Thai Spirit
Reflecting on my posts thus far in Thailand, I notice the absence of mention of the spirit of the Thai people. And it’s more than worth a mention. Outside of Bangkok, a head banging shambles of a city though encrusted with a few jewels, the people have always a smile to give. I’d say its infectous. And in this land of smiles who would want to be caught with their bottom lip hanging out? There is the odd exception, like the heavily touristed areas where the need to make a sale becomes wearisome. But right now I’m thinking of the people of Chang Kong, a small village in Northern Thailand notable only as a point of departure for my slow boat to Laos.

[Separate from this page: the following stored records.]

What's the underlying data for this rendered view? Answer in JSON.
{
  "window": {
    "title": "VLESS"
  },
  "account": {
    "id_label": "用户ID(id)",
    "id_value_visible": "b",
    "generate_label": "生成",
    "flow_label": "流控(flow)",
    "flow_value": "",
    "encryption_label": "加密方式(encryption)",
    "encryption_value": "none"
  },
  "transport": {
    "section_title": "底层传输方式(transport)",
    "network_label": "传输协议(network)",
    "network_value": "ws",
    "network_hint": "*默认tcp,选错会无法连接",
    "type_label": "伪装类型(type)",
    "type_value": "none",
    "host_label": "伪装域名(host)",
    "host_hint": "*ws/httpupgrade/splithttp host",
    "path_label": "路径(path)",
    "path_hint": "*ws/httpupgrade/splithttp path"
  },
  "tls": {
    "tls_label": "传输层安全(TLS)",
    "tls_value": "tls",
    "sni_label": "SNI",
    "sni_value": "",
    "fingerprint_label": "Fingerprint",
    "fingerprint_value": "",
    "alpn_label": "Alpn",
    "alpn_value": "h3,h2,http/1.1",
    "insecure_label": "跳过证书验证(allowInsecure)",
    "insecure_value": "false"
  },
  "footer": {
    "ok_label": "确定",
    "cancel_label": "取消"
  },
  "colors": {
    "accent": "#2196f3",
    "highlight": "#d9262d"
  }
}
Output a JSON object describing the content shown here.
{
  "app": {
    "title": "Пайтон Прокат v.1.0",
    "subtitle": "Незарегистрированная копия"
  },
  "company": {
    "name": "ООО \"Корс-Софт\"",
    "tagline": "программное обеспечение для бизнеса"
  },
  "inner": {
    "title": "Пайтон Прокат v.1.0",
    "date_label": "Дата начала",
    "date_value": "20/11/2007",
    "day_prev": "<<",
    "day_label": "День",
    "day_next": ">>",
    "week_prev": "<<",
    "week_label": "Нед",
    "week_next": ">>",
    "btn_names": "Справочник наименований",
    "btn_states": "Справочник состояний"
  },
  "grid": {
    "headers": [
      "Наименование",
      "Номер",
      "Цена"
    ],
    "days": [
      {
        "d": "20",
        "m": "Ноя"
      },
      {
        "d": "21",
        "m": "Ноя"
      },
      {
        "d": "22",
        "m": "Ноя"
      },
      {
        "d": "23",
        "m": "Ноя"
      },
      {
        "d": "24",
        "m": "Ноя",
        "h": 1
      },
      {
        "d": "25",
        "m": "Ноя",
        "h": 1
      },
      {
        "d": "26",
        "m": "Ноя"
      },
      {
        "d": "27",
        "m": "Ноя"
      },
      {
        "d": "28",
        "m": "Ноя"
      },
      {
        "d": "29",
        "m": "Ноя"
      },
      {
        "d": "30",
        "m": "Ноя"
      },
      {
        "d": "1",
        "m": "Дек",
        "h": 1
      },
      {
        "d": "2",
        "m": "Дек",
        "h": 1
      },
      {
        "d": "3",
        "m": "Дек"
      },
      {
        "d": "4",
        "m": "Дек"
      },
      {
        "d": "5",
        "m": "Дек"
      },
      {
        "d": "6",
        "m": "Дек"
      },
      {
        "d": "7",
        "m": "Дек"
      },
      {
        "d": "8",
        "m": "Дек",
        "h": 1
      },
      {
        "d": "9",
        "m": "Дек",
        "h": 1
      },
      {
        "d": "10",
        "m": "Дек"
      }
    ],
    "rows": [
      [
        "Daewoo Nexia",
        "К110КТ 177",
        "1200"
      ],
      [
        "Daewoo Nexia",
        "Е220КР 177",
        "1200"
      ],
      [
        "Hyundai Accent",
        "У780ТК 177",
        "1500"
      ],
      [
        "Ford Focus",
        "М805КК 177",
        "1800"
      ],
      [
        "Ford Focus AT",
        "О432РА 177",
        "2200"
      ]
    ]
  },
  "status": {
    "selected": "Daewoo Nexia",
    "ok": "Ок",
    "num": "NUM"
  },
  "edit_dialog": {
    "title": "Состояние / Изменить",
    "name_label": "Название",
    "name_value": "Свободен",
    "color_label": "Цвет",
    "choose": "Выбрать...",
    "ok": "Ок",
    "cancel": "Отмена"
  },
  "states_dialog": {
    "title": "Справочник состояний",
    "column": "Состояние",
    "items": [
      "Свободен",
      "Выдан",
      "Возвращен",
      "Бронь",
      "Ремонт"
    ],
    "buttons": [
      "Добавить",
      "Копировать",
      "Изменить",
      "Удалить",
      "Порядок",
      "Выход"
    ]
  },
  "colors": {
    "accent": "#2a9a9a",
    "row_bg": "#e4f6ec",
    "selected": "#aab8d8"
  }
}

I arrived in the evening and, with Debbie, walked the main road, the only road, through the village. Everyone said hello, or Sawadee, the kids always wave, and all the smiles are welcoming ones. Down the road we chanced upon a hut with a group of Thai men drinking, singing, playing instruments. They called us over and of course we went in. They spoke little English and we spoke little Thai and didn’t know their songs. But we sung and we drank their red Whisky brew and kept the beat. The evenings drinking was anticipating the annual festival at their Wat the next day. We put some baht on the money tree, as they had. The names of everyone that contributes is read out by the monks the next day. And when we went to leave, in a break in the rain, we were offered a tuk tuk back to our guesthouse, with the insistence of no payment (though we still tipped). In Laos I’m expecting greater poverty, but I’m hoping the children still have a similar brightness in their eyes.